Within a matter of days in late spring, U.S. Courts of Appeals on opposite sides of the country rendered decisions that have set the stage for the same-sex marriage issue to reach the Supreme Court. On May 31, the First Circuit struck down Section 3 of the Defense of Marriage Act (DOMA), which defines marriage as the “legal union of one man and one woman” for purposes of federal law. Commonwealth of Massachusetts v. United States Dep't of Health & Human Servs., 682 F.3d 1 (1st Cir. 2012). In declaring DOMA's Section 3 unconstitutional, the Court of Appeals used an unconventional standard of review, what the court called a “closer than usual” application of the rational basis test, concluding that the statute “fails that test.” Id. at 8, 15. Five days later, the Ninth Circuit denied a petition for rehearing en banc in the case challenging the constitutionality of Proposition 8, the 2008 ballot initiative that sought to amend California's Constitution to define marriage as the union of a man and a woman. Perry v. Brown, 671 F.3d 1052 (9th Cir.), rehearing en banc denied, 681 F.3d 1065 (9th Cir. 2012). By denying the petition for rehearing, the Ninth Circuit let stand an earlier decision by a three-judge panel that had struck down Proposition 8 as violative of the Fourteenth Amendment's guarantee of equal protection by seeking to strip away from same-sex couples a right ' the right to marry ' that previously had been granted to them. See 671 F.3d at 1063. Both circuit court decisions left opponents of marriage equality with one avenue of recourse: filing a petition for certiorari in the U.S. Supreme Court.

In the DOMA case, two parties already have filed cert petitions, months before the deadline. An early petition has been filed in the Proposition 8 case as well. Based not only upon the issues at stake, but also upon the analysis of those issues by the circuit courts, there is good reason to believe that the High Court will agree to hear at least one, if not both, of the cases in its October 2012 Term.

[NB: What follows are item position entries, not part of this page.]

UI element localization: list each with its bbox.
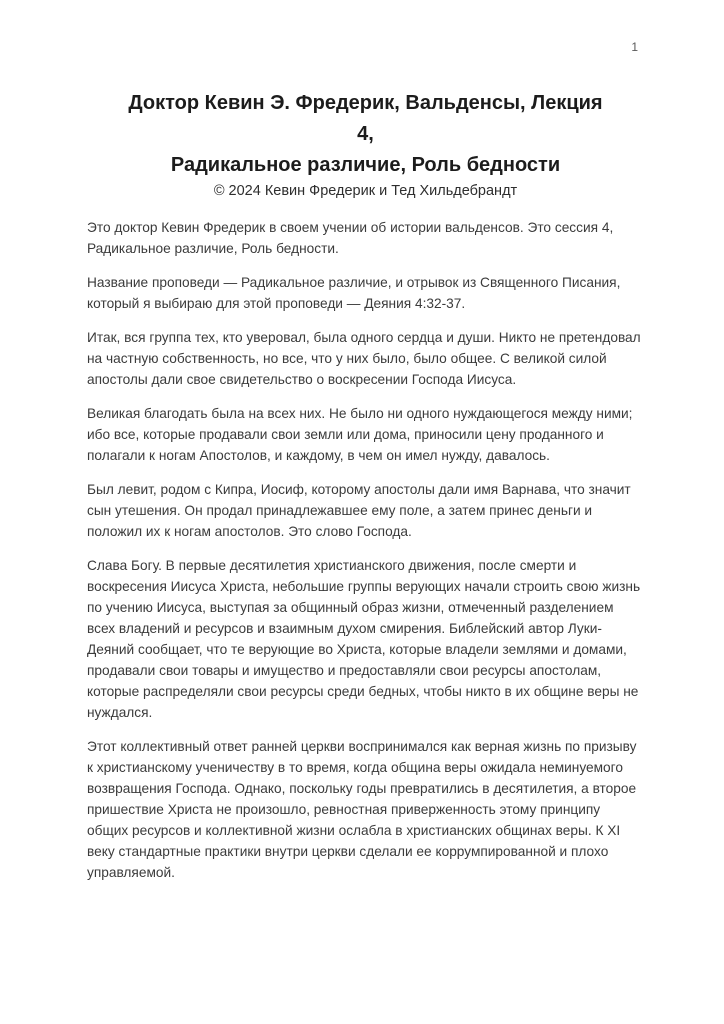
paragraph-intro: Это доктор Кевин Фредерик в своем учении об истории вальденсов. Это сессия 4, Радикальное различие, Роль бедности.: [87, 220, 614, 256]
copyright-line: © 2024 Кевин Фредерик и Тед Хильдебрандт: [213, 183, 518, 199]
document-body: [87, 217, 644, 883]
page-number: 1: [631, 40, 638, 54]
document-title: [87, 88, 644, 181]
paragraph-scripture-2: Великая благодать была на всех них. Не было ни одного нуждающегося между ними; ибо все, которые продавали свои земли или дома, приносили цену проданного и полагали к ногам Апостолов, и каждому, в чем он имел нужду, давалось.: [87, 406, 633, 463]
title-line-1: Доктор Кевин Э. Фредерик, Вальденсы, Лекция: [128, 92, 603, 114]
paragraph-scripture-1: Итак, вся группа тех, кто уверовал, была одного сердца и души. Никто не претендовал на частную собственность, но все, что у них было, было общее. С великой силой апостолы дали свое свидетельство о воскресении Господа Иисуса.: [87, 330, 641, 387]
paragraph-scripture-3: Был левит, родом с Кипра, Иосиф, которому апостолы дали имя Варнава, что значит сын утешения. Он продал принадлежавшее ему поле, а затем принес деньги и положил их к ногам апостолов. Это слово Господа.: [87, 482, 631, 539]
paragraph-sermon-title: Название проповеди — Радикальное различие, и отрывок из Священного Писания, который я выбираю для этой проповеди — Деяния 4:32-37.: [87, 275, 621, 311]
paragraph-collective-response: Этот коллективный ответ ранней церкви воспринимался как верная жизнь по призыву к христианскому ученичеству в то время, когда община веры ожидала неминуемого возвращения Господа. Однако, поскольку годы превратились в десятилетия, а второе пришествие Христа не произошло, ревностная приверженность этому принципу общих ресурсов и коллективной жизни ослабла в христианских общинах веры. К XI веку стандартные практики внутри церкви сделали ее коррумпированной и плохо управляемой.: [87, 739, 637, 880]
title-line-2: 4,: [357, 123, 374, 145]
paragraph-early-church: Слава Богу. В первые десятилетия христианского движения, после смерти и воскресения Иисуса Христа, небольшие группы верующих начали строить свою жизнь по учению Иисуса, выступая за общинный образ жизни, отмеченный разделением всех владений и ресурсов и взаимным духом смирения. Библейский автор Луки-Деяний сообщает, что те верующие во Христа, которые владели землями и домами, продавали свои товары и имущество и предоставляли свои ресурсы апостолам, которые распределяли свои ресурсы среди бедных, чтобы никто в их общине веры не нуждался.: [87, 558, 641, 720]
title-line-3: Радикальное различие, Роль бедности: [170, 154, 561, 176]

This article focuses first on the principal argument made in the petitions for certiorari in the DOMA case, namely that the First Circuit improperly utilized a “closer than usual” standard of review ' what one petitioner calls an “invented” standard ' in striking down DOMA's definition of marriage. We also discuss the Ninth Circuit's decision striking down Proposition 8 in Perry, the court's denial of rehearing en banc, and the arguments made in the petition for certiorari filed in that case.